D’où proviennent ces algues bizarres? Pourquoi tant de déchets allant de simples sachets d’emballages de bonbon à la bouteille de dix litres d’eaux usagés ? Pourquoi… ? Pourquoi… ? Le vrai déclic m’est apparue lorsqu’un soir, au coucher du soleil, je décidai de faire du barbecue bien que ne sachant pas pêcher. A mes dépends, je trouvai un poisson d’à peu près trois kilos, qui se débattait sur le rivage. J’ai donc juste remercié le ciel et vite fait d’allumer la braise. Mais mon appétit fut coupé net lorsqu’en le dépiéçant, je compris pourquoi il suffoquait ainsi quelques heures plus tôt.
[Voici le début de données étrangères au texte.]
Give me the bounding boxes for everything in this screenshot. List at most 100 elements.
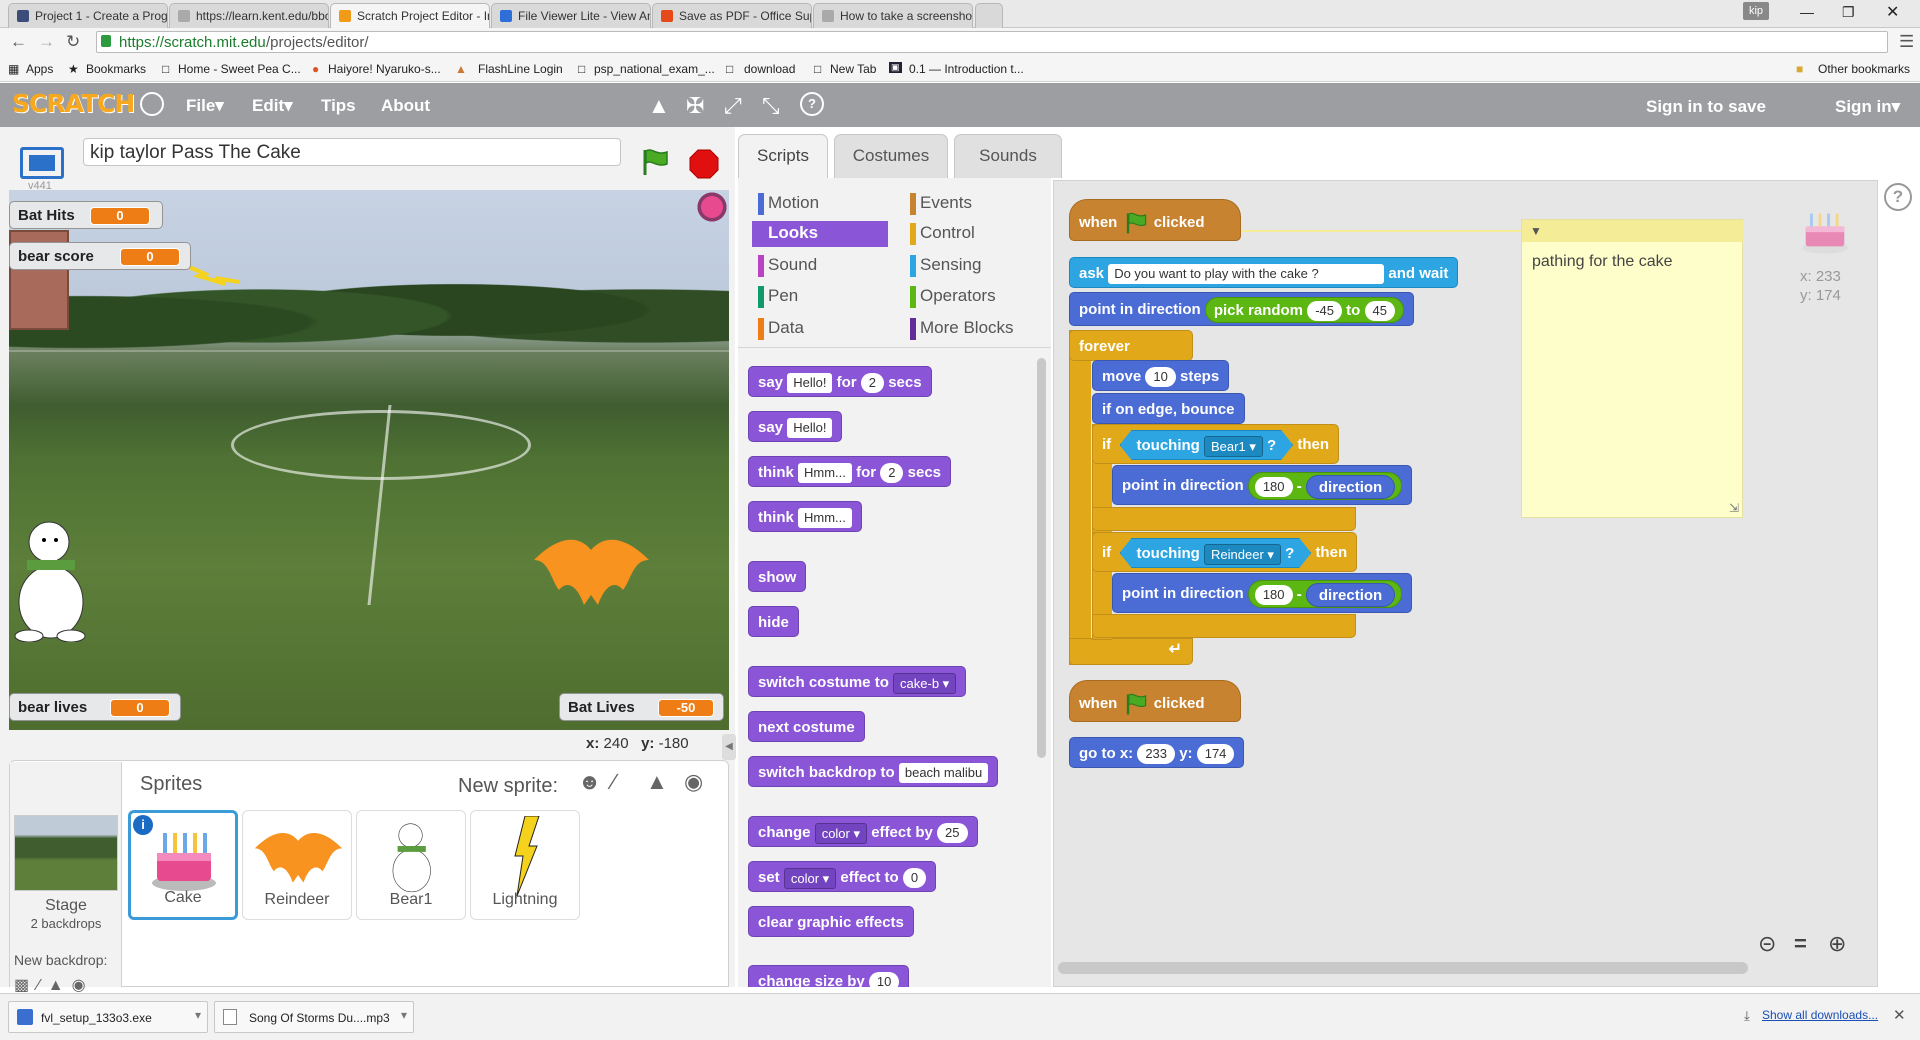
block-subtract[interactable]: 180 - direction <box>1247 472 1403 501</box>
block-number-input[interactable]: 2 <box>860 373 885 394</box>
block-think-for-secs[interactable]: think Hmm... for 2 secs <box>748 456 952 487</box>
browser-tab[interactable]: Project 1 - Create a Progra <box>8 3 168 28</box>
back-icon[interactable]: ← <box>10 32 27 52</box>
category-more-blocks[interactable]: More Blocks <box>910 318 1014 340</box>
cake-sprite[interactable] <box>695 190 729 224</box>
block-clear-graphic-effects[interactable]: clear graphic effects <box>748 906 914 937</box>
zoom-out-icon[interactable]: ⊝ <box>1758 931 1786 959</box>
sprite-tile-reindeer[interactable]: Reindeer <box>242 810 352 920</box>
category-sensing[interactable]: Sensing <box>910 255 981 277</box>
presentation-mode-icon[interactable] <box>20 147 64 179</box>
block-point-random[interactable]: point in direction pick random -45 to 45 <box>1069 292 1414 326</box>
category-events[interactable]: Events <box>910 193 972 215</box>
block-dropdown[interactable]: Reindeer <box>1204 544 1281 565</box>
reload-icon[interactable]: ↻ <box>66 32 80 52</box>
block-dropdown[interactable]: color <box>783 867 837 889</box>
bookmark-item[interactable]: Bookmarks <box>86 62 146 76</box>
tab-sounds[interactable]: Sounds <box>954 134 1062 178</box>
tips-help-icon[interactable]: ? <box>1884 183 1912 211</box>
sprite-tile-bear1[interactable]: Bear1 <box>356 810 466 920</box>
block-point-direction[interactable]: point in direction 180 - direction <box>1112 465 1413 505</box>
restore-icon[interactable]: ❐ <box>1842 4 1855 21</box>
block-pick-random[interactable]: pick random -45 to 45 <box>1204 297 1404 324</box>
bat-sprite[interactable] <box>529 530 654 610</box>
block-change-effect[interactable]: change color effect by 25 <box>748 816 978 847</box>
sprite-library-icon[interactable]: ☻ <box>578 769 604 795</box>
block-next-costume[interactable]: next costume <box>748 711 865 742</box>
block-number-input[interactable]: 233 <box>1137 744 1176 765</box>
sprite-tile-cake[interactable]: i Cake <box>128 810 238 920</box>
block-dropdown[interactable]: cake-b <box>893 672 957 694</box>
comment-collapse-icon[interactable]: ▼ <box>1530 224 1542 238</box>
green-flag-icon[interactable] <box>640 147 670 177</box>
category-data[interactable]: Data <box>758 318 804 340</box>
block-say[interactable]: say Hello! <box>748 411 843 442</box>
block-ask-and-wait[interactable]: ask Do you want to play with the cake ? … <box>1069 257 1459 288</box>
forward-icon[interactable]: → <box>38 32 55 52</box>
project-title-field[interactable]: kip taylor Pass The Cake <box>83 138 621 166</box>
apps-icon[interactable]: ▦ <box>8 62 19 76</box>
block-set-effect[interactable]: set color effect to 0 <box>748 861 937 892</box>
bookmark-item[interactable]: download <box>744 62 795 76</box>
block-direction-reporter[interactable]: direction <box>1305 475 1396 500</box>
file-menu[interactable]: File▾ <box>186 96 224 116</box>
monitor-bear-lives[interactable]: bear lives 0 <box>9 693 181 721</box>
block-subtract[interactable]: 180 - direction <box>1247 580 1403 609</box>
block-input[interactable]: Hmm... <box>798 463 852 484</box>
block-input[interactable]: Do you want to play with the cake ? <box>1108 264 1385 285</box>
bookmark-item[interactable]: 0.1 — Introduction t... <box>909 62 1024 76</box>
block-number-input[interactable]: 25 <box>937 823 968 844</box>
profile-badge[interactable]: kip <box>1743 2 1769 20</box>
bookmark-item[interactable]: New Tab <box>830 62 876 76</box>
stage-label[interactable]: Stage <box>10 897 122 915</box>
block-number-input[interactable]: -45 <box>1307 301 1342 322</box>
sprite-tile-lightning[interactable]: Lightning <box>470 810 580 920</box>
paint-brush-icon[interactable]: ∕ <box>612 769 638 795</box>
palette-scrollbar[interactable] <box>1037 358 1046 758</box>
block-touching[interactable]: touching Bear1 ? <box>1120 430 1294 460</box>
browser-tab[interactable]: https://learn.kent.edu/bbc <box>169 3 329 28</box>
block-switch-backdrop[interactable]: switch backdrop to beach malibu <box>748 756 999 787</box>
about-menu[interactable]: About <box>381 96 430 116</box>
download-item[interactable]: Song Of Storms Du....mp3 ▾ <box>214 1001 414 1033</box>
browser-tab[interactable]: Save as PDF - Office Suppo <box>652 3 812 28</box>
block-dropdown[interactable]: beach malibu <box>898 763 989 784</box>
browser-tab[interactable]: How to take a screenshot <box>813 3 973 28</box>
block-number-input[interactable]: 180 <box>1254 477 1293 498</box>
block-change-size[interactable]: change size by 10 <box>748 965 910 987</box>
block-point-direction[interactable]: point in direction 180 - direction <box>1112 573 1413 613</box>
block-if-touching-reindeer[interactable]: if touching Reindeer ? then <box>1092 532 1358 572</box>
bookmark-item[interactable]: Haiyore! Nyaruko-s... <box>328 62 441 76</box>
category-motion[interactable]: Motion <box>758 193 819 215</box>
block-input[interactable]: Hello! <box>787 418 833 439</box>
delete-scissors-icon[interactable]: ✠ <box>686 93 704 119</box>
comment-text[interactable]: pathing for the cake <box>1532 253 1673 271</box>
block-input[interactable]: Hmm... <box>798 508 852 529</box>
bookmark-item[interactable]: Home - Sweet Pea C... <box>178 62 301 76</box>
block-number-input[interactable]: 180 <box>1254 585 1293 606</box>
globe-icon[interactable] <box>140 92 164 116</box>
zoom-in-icon[interactable]: ⊕ <box>1828 931 1856 959</box>
block-switch-costume[interactable]: switch costume to cake-b <box>748 666 967 697</box>
block-number-input[interactable]: 2 <box>880 463 904 484</box>
block-direction-reporter[interactable]: direction <box>1305 583 1396 608</box>
block-go-to-xy[interactable]: go to x: 233 y: 174 <box>1069 737 1245 768</box>
bookmark-item[interactable]: Apps <box>26 62 53 76</box>
bookmark-item[interactable]: FlashLine Login <box>478 62 563 76</box>
comment-titlebar[interactable] <box>1522 220 1744 242</box>
grow-icon[interactable]: ⤢ <box>724 93 742 119</box>
comment-resize-icon[interactable]: ⇲ <box>1729 501 1739 515</box>
block-number-input[interactable]: 174 <box>1196 744 1235 765</box>
zoom-reset-icon[interactable]: = <box>1794 931 1822 959</box>
category-operators[interactable]: Operators <box>910 286 996 308</box>
category-pen[interactable]: Pen <box>758 286 798 308</box>
block-input[interactable]: Hello! <box>787 373 833 394</box>
sign-in-to-save[interactable]: Sign in to save <box>1646 97 1766 117</box>
close-downloads-icon[interactable]: ✕ <box>1893 1006 1906 1024</box>
lightning-sprite[interactable] <box>185 262 241 286</box>
tab-scripts[interactable]: Scripts <box>738 134 828 178</box>
chevron-down-icon[interactable]: ▾ <box>401 1008 407 1022</box>
stop-icon[interactable] <box>689 149 719 179</box>
tab-costumes[interactable]: Costumes <box>834 134 948 178</box>
chevron-down-icon[interactable]: ▾ <box>195 1008 201 1022</box>
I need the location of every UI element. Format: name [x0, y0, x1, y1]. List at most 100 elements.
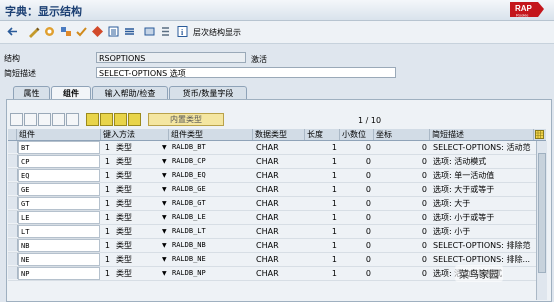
row-selector[interactable] [8, 197, 18, 209]
cell-typing-method[interactable]: 类型 [114, 239, 162, 252]
cell-typing-method[interactable]: 类型 [114, 183, 162, 196]
cell-component-type[interactable]: RALDB_GT [170, 197, 252, 210]
window-title: 字典：显示结构 [5, 5, 82, 18]
sort-icon[interactable] [86, 113, 99, 126]
cell-decimals: 0 [365, 171, 371, 180]
cell-component-type[interactable]: RALDB_EQ [170, 169, 252, 182]
delete-row-icon[interactable] [66, 113, 79, 126]
table-row[interactable]: NB 1 类型 RALDB_NB CHAR 1 0 0 SELECT-OPTIONS: 排除范 ▼ [8, 239, 546, 253]
cell-component[interactable]: CP [18, 155, 100, 168]
tab-attributes[interactable]: 属性 [13, 86, 50, 100]
paste-row-icon[interactable] [38, 113, 51, 126]
append-structure-icon[interactable] [159, 25, 172, 38]
table-row[interactable]: EQ 1 类型 RALDB_EQ CHAR 1 0 0 选项: 单一活动值 ▼ [8, 169, 546, 183]
object-list-icon[interactable] [107, 25, 120, 38]
cell-component-type[interactable]: RALDB_LE [170, 211, 252, 224]
cell-component[interactable]: NE [18, 253, 100, 266]
cell-short-description: 选项: 小于或等于 [433, 213, 495, 222]
cell-component[interactable]: NB [18, 239, 100, 252]
builtin-type-button[interactable]: 内置类型 [148, 113, 224, 126]
filter-icon[interactable] [100, 113, 113, 126]
select-all-cell[interactable] [8, 129, 17, 140]
chevron-down-icon[interactable]: ▼ [162, 197, 169, 210]
cell-typing-method[interactable]: 类型 [114, 211, 162, 224]
col-decimals: 小数位 [340, 129, 374, 140]
short-description-field[interactable]: SELECT-OPTIONS 选项 [96, 67, 396, 78]
chevron-down-icon[interactable]: ▼ [162, 183, 169, 196]
tab-input-help-check[interactable]: 输入帮助/检查 [92, 86, 168, 100]
check-icon[interactable] [75, 25, 88, 38]
chevron-down-icon[interactable]: ▼ [162, 239, 169, 252]
tab-currency-quantity[interactable]: 货币/数量字段 [169, 86, 247, 100]
table-row[interactable]: GT 1 类型 RALDB_GT CHAR 1 0 0 选项: 大于 ▼ [8, 197, 546, 211]
row-selector[interactable] [8, 211, 18, 223]
cell-typing-method[interactable]: 类型 [114, 225, 162, 238]
cell-component-type[interactable]: RALDB_GE [170, 183, 252, 196]
activate-icon[interactable] [91, 25, 104, 38]
page-indicator: 1 / 10 [358, 116, 382, 125]
where-used-icon[interactable] [59, 25, 72, 38]
cell-component-type[interactable]: RALDB_BT [170, 141, 252, 154]
other-object-icon[interactable] [43, 25, 56, 38]
table-row[interactable]: CP 1 类型 RALDB_CP CHAR 1 0 0 选项: 活动模式 ▼ [8, 155, 546, 169]
navigation-icon[interactable] [123, 25, 136, 38]
cell-typing-method[interactable]: 类型 [114, 267, 162, 280]
cell-component[interactable]: GE [18, 183, 100, 196]
chevron-down-icon[interactable]: ▼ [162, 225, 169, 238]
chevron-down-icon[interactable]: ▼ [162, 211, 169, 224]
chevron-down-icon[interactable]: ▼ [162, 267, 169, 280]
cell-typing-method[interactable]: 类型 [114, 253, 162, 266]
cell-component-type[interactable]: RALDB_NE [170, 253, 252, 266]
cell-component[interactable]: GT [18, 197, 100, 210]
cell-component-type[interactable]: RALDB_NB [170, 239, 252, 252]
row-selector[interactable] [8, 155, 18, 167]
cell-component[interactable]: LT [18, 225, 100, 238]
table-row[interactable]: LT 1 类型 RALDB_LT CHAR 1 0 0 选项: 小于 ▼ [8, 225, 546, 239]
chevron-down-icon[interactable]: ▼ [162, 141, 169, 154]
cell-component[interactable]: NP [18, 267, 100, 280]
cell-component[interactable]: BT [18, 141, 100, 154]
row-selector[interactable] [8, 253, 18, 265]
row-selector[interactable] [8, 267, 18, 279]
copy-row-icon[interactable] [24, 113, 37, 126]
column-settings-icon[interactable] [535, 130, 544, 139]
structure-field[interactable]: RSOPTIONS [96, 52, 246, 63]
search-table-icon[interactable] [128, 113, 141, 126]
cell-component[interactable]: LE [18, 211, 100, 224]
technical-settings-icon[interactable] [143, 25, 156, 38]
tab-components[interactable]: 组件 [51, 86, 91, 100]
row-selector[interactable] [8, 183, 18, 195]
cell-component-type[interactable]: RALDB_LT [170, 225, 252, 238]
scrollbar-thumb[interactable] [538, 153, 546, 273]
cut-row-icon[interactable] [10, 113, 23, 126]
row-selector[interactable] [8, 169, 18, 181]
cell-typing-method[interactable]: 类型 [114, 141, 162, 154]
row-selector[interactable] [8, 141, 18, 153]
info-icon[interactable]: i [176, 25, 189, 38]
back-arrow-icon[interactable] [6, 25, 19, 38]
chevron-down-icon[interactable]: ▼ [162, 169, 169, 182]
display-change-icon[interactable] [27, 25, 40, 38]
cell-typing-method[interactable]: 类型 [114, 169, 162, 182]
table-row[interactable]: BT 1 类型 RALDB_BT CHAR 1 0 0 SELECT-OPTIONS: 活动范 ▼ [8, 141, 546, 155]
chevron-down-icon[interactable]: ▼ [162, 155, 169, 168]
insert-row-icon[interactable] [52, 113, 65, 126]
hierarchy-display-button[interactable]: 层次结构显示 [193, 27, 241, 38]
cell-coordinate: 0 [421, 157, 427, 166]
cell-typing-method[interactable]: 类型 [114, 197, 162, 210]
cell-typing-method[interactable]: 类型 [114, 155, 162, 168]
row-selector[interactable] [8, 225, 18, 237]
cell-length: 1 [331, 171, 337, 180]
table-row[interactable]: GE 1 类型 RALDB_GE CHAR 1 0 0 选项: 大于或等于 ▼ [8, 183, 546, 197]
details-icon[interactable] [114, 113, 127, 126]
chevron-down-icon[interactable]: ▼ [162, 253, 169, 266]
vertical-scrollbar[interactable] [536, 141, 547, 300]
cell-decimals: 0 [365, 241, 371, 250]
cell-component-type[interactable]: RALDB_CP [170, 155, 252, 168]
row-selector[interactable] [8, 239, 18, 251]
table-row[interactable]: LE 1 类型 RALDB_LE CHAR 1 0 0 选项: 小于或等于 ▼ [8, 211, 546, 225]
cell-method-number: 1 [104, 213, 110, 222]
cell-component[interactable]: EQ [18, 169, 100, 182]
status-label: 激活 [251, 55, 267, 64]
cell-component-type[interactable]: RALDB_NP [170, 267, 252, 280]
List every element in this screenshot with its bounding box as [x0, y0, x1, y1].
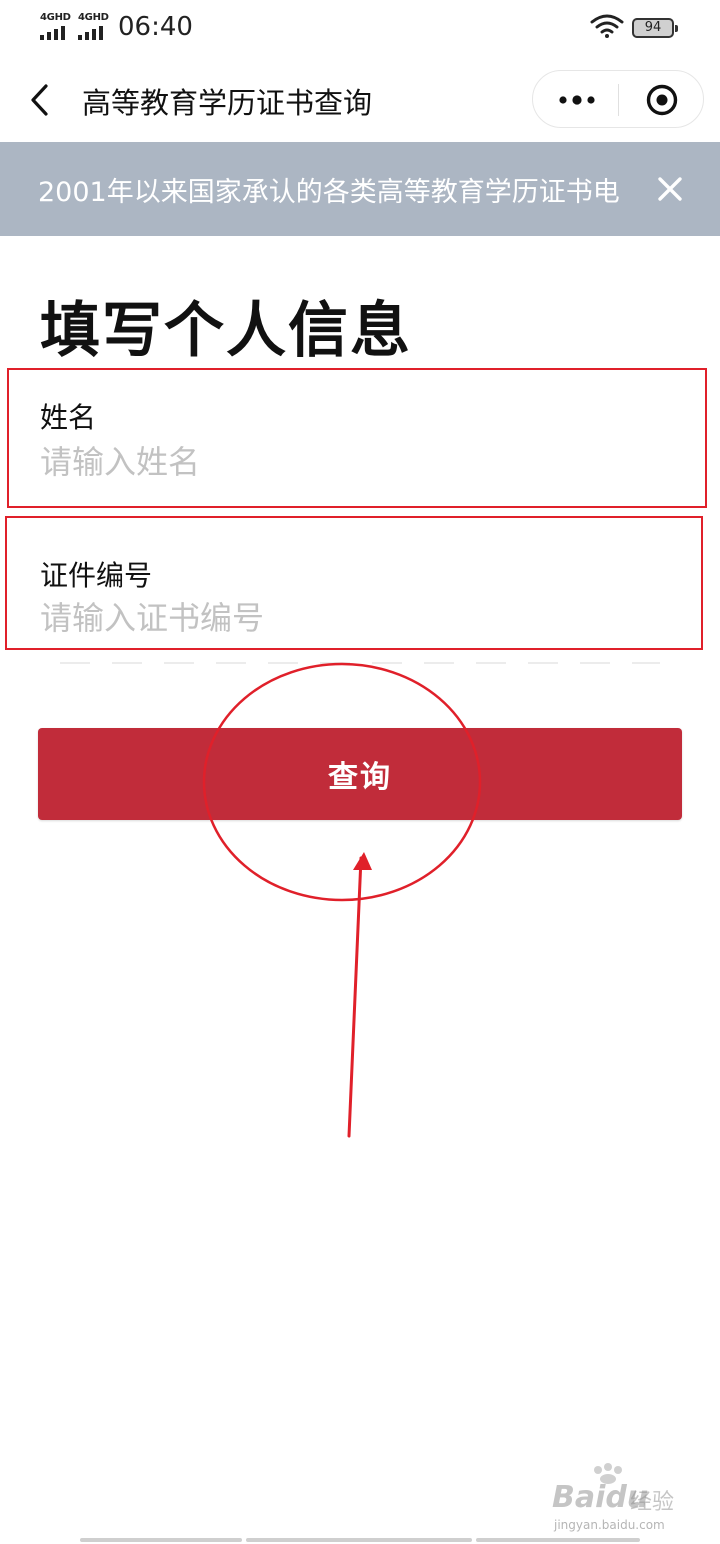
notice-text: 2001年以来国家承认的各类高等教育学历证书电	[38, 177, 620, 208]
notice-banner: 2001年以来国家承认的各类高等教育学历证书电	[0, 142, 720, 236]
annotation-arrow-shaft	[347, 856, 363, 1138]
watermark-url: jingyan.baidu.com	[554, 1518, 665, 1532]
nav-title: 高等教育学历证书查询	[82, 86, 373, 120]
battery-icon: 94	[632, 18, 678, 38]
page-title: 填写个人信息	[40, 296, 412, 366]
capsule-divider	[618, 84, 619, 116]
status-bar: 4GHD 4GHD 06:40 94	[0, 0, 720, 58]
name-field: 姓名	[0, 370, 720, 506]
cert-number-label: 证件编号	[40, 559, 153, 592]
network-type: 4GHD	[78, 12, 109, 23]
mini-program-capsule	[532, 70, 704, 128]
target-icon[interactable]	[645, 83, 679, 117]
nav-bar: 高等教育学历证书查询	[0, 58, 720, 142]
watermark-label: 经验	[630, 1490, 675, 1515]
wifi-icon	[590, 14, 624, 38]
close-icon[interactable]	[657, 176, 683, 202]
cert-number-input[interactable]	[40, 596, 680, 640]
bottom-indicator	[80, 1538, 640, 1544]
more-icon[interactable]	[555, 88, 599, 112]
name-label: 姓名	[40, 401, 97, 434]
cert-number-field: 证件编号	[0, 518, 720, 648]
network-type: 4GHD	[40, 12, 71, 23]
name-input[interactable]	[40, 440, 680, 484]
signal-icon: 4GHD	[40, 12, 74, 40]
annotation-arrow-head	[353, 852, 372, 870]
query-button[interactable]: 查询	[38, 728, 682, 820]
back-icon[interactable]	[24, 80, 60, 120]
baidu-watermark: Baidu 经验 jingyan.baidu.com	[552, 1462, 692, 1532]
signal-icon: 4GHD	[78, 12, 112, 40]
field-divider	[60, 662, 660, 664]
status-time: 06:40	[118, 12, 193, 42]
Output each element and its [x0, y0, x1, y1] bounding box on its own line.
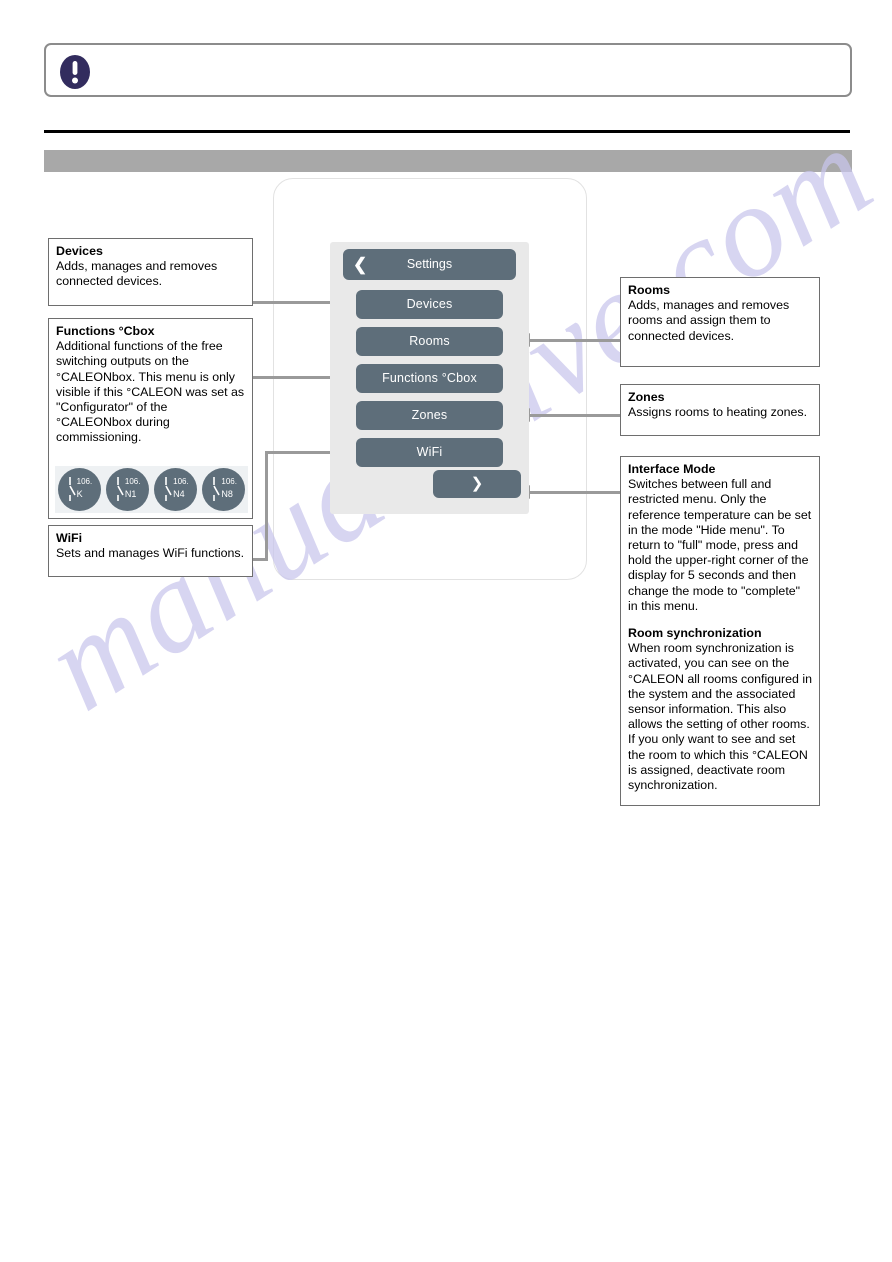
relay-badge-id: K: [76, 489, 83, 499]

Il avait avalé des plastiques et certains morceaux semblaient avoir séjournés là pendant des années déjà.

Dès le lendemain et les jours d’après, je repris à nouveau mes randonnées, mais avec un regard autre… Je compris très tôt que cette île était entièrement constituée de déchets accumulés au fil des années et que ceux-ci détruisaient la biodiversité marine environnante. Rudopolie, île meurtrière, où s’empoisonnent chaque jour des milliers d’animaux, où des animaux confondent des plastiques en décomposition aux algues, où des tortues viennent mettre au monde leurs petits dans des niches d’ordures…

Rudopolie, ce n’était plus une fiction, mais une réalité. On l’appelle en effet le 7ème continent. Il fait environ 3.43 millions km2  de déchets et ne cesse d’augmenter au fil des années au regard de la masse de déchets qui finissent minutes après minutes de part et d’autre à travers le monde, dans nos océans.

A mon réveil ce matin-là, je décidai de minimiser les torts que je causais à ma planète chérie au quotidien. Ainsi, sur un bout de papier, j’inscrivis quelques règles pouvant m’aider à polluer moins. Désormais, au supermarché, je transporterais mes achats dans des sacs réutilisables et à la maison, trierais de façon systématique tous les rébus et les mettrais dans les bacs appropriés. Cette matinée-là, je la baptisai « mon éveil environnemental ».

*Rudopolie: île imaginaire formée par un amas de déchets.